L’ancienne armée se dispersait encore à travers le pays en propa­geant la haine de la guerre qu’il nous fallait déjà mettre sur pied de nouveaux régiments. On chassait de l’armée les officiers du tsar en leur appliquant ici et là une justice sommaire. Cependant il nous fallait obtenir des anciens officiers qu’ils instruisent l’armée nouvelle. Dans les régiments tsaristes, les comités étaient l’incarnation même de la révolution, du moins de sa première étape. Dans les nouveaux régiments, on ne pouvait pas admettre que le comité puisse favoriser la décomposition. On entendait encore maudire l’ancienne discipline que déjà il fallait en introduire une nouvelle. Ensuite, il fallut passer du volontariat au recrutement forcé, des détachements de partisans à une organisation militaire régulière. La lutte contre le « partisanisme » se poursuivit jour après jour, sans relâche, et exigea une énorme per­sévérance, de l’intransigeance, et parfois de la rigueur. Le partisa­nisme était l’expression militaire des dessous paysans de la révolution, pour autant que cette dernière n’avait pas encore accédé à la conscience politique. La lutte contre le partisanisme fut par là même une lutte pour l’étatisme prolétarien contre l’élément anarchique petit-bourgeois qui le rongeait. Les méthodes des partisans et leurs pratiques trou­vaient cependant un écho jusque dans les rangs du Parti ; il fallut donc mener contre elles au sein même du Parti une lutte idéologique, complément indispensable des mesures d’organisation éducatives et punitives dans l’armée. C’est seulement contraint par une énorme pression que le partisanisme anarchique se plia aux cadres de la centralisation et de la discipline. Une pression extérieure : l’offensive allemande puis le soulèvement tchécoslovaque. Une pression inté­rieure par le moyen de l’organisation communiste au sein de l’armée.
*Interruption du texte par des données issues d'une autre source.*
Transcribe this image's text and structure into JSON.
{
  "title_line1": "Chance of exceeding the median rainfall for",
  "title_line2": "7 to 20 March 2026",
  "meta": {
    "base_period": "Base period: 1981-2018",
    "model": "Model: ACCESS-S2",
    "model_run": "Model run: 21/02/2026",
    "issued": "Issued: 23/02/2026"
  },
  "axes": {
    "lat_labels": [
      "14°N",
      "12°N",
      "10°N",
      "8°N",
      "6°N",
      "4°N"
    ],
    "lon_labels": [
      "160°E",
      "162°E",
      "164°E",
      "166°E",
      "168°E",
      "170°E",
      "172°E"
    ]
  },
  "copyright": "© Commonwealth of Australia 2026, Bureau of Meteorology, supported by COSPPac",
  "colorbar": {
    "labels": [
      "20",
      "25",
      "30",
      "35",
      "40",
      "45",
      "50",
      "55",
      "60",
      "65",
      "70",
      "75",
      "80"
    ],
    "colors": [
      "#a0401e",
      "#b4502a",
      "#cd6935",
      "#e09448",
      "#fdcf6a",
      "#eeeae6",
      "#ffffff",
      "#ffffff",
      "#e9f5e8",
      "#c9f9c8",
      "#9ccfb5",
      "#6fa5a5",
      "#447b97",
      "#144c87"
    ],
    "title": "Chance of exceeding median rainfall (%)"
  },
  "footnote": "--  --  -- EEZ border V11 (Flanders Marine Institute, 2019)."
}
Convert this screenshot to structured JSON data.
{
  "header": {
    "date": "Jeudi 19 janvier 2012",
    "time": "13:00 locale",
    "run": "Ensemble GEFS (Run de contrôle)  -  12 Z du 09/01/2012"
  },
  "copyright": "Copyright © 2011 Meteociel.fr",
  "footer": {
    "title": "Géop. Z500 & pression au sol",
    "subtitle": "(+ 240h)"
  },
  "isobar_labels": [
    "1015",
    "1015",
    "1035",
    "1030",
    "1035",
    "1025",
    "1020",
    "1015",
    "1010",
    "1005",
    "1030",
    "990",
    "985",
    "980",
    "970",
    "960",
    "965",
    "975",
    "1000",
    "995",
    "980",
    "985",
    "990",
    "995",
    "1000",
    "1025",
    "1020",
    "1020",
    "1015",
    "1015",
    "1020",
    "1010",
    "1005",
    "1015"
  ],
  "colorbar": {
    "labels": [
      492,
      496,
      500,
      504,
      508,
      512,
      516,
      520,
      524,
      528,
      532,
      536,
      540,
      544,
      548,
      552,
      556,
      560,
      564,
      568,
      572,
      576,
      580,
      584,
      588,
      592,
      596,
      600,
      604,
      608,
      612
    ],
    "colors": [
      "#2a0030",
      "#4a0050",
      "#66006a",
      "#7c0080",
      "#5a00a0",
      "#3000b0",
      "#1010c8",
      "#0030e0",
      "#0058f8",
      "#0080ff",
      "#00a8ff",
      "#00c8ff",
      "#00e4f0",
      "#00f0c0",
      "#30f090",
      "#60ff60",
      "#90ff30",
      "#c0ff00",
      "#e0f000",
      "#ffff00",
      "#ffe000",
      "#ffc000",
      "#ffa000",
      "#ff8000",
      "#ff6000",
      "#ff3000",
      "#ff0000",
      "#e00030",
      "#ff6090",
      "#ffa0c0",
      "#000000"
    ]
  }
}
Les articles, discours et ordres réunis ici, comme on l’a déjà dit, rendent compte de manière très insuffisante du travail réellement accompli. La partie importante de ce travail ne s’est pas faite par des discours et des articles. De plus, les discours les plus importants et les plus significatifs, ceux que prononcèrent les militaires sur place, sur les fronts, dans les régiments, et qui avaient un sens profondé­ment pratique et concret, déterminés par les nécessités de l’instant, n’ont, en règle générale, pas été notés. A tout cela, il faut encore ajouter que même les discours notés étaient, dans leur majorité, mal transcrits. L’art de la sténographie était à cette époque de la révolution aussi peu à l’honneur que tous les autres arts. Tout se faisait à la va vite et un peu n’importe comment. Le sténogramme décrypté se présentait bien souvent sous la forme d’un assortiment de phrases énigmatiques. Rétablir sa signification n’était pas toujours possible, surtout lorsque celui qui le faisait n’était pas l’auteur du discours.

Ces pages sont cependant le reflet des grandes années passées. Voilà pourquoi, avec toutes les réserves faites plus haut, j’ai accepté de les publier. Rien n’empêche de temps en temps de se retourner sur le passé. De plus ces pages peuvent ne pas être inutiles à nos camarades étrangers qui, bien que lentement, marchent à la conquête du pouvoir. Les tâches et les difficultés fondamentales que nous avons surmontées, ils les rencontreront le moment venu. Peut-être ces documents les aideront-ils à éviter au moins une partie des erreurs qui les attendent. Sans erreurs rien ne se fait, et surtout pas une révolution. Il est bon au moins de réduire les erreurs au minimum.

Léon Trotsky

P.S. Font partie de la présente édition principalement des articles, discours et autres documents, en leur temps prononcés en public ou parus dans la presse ; une partie relativement moindre est composée de matériaux qui, pour différentes raisons, n’ont pas été publiés au moment de leur rédaction et qui aujourd’hui sont imprimés pour la première fois. N’entrent pas dans cette édition les nombreux documents (ordres, rapports, transcriptions télégraphiques, etc.) pour la publication desquels le temps n’est pas encore venu et ne vien­dra pas de sitôt. Dans l’appréciation de la présente édition, on doit tenir compte de ce fait.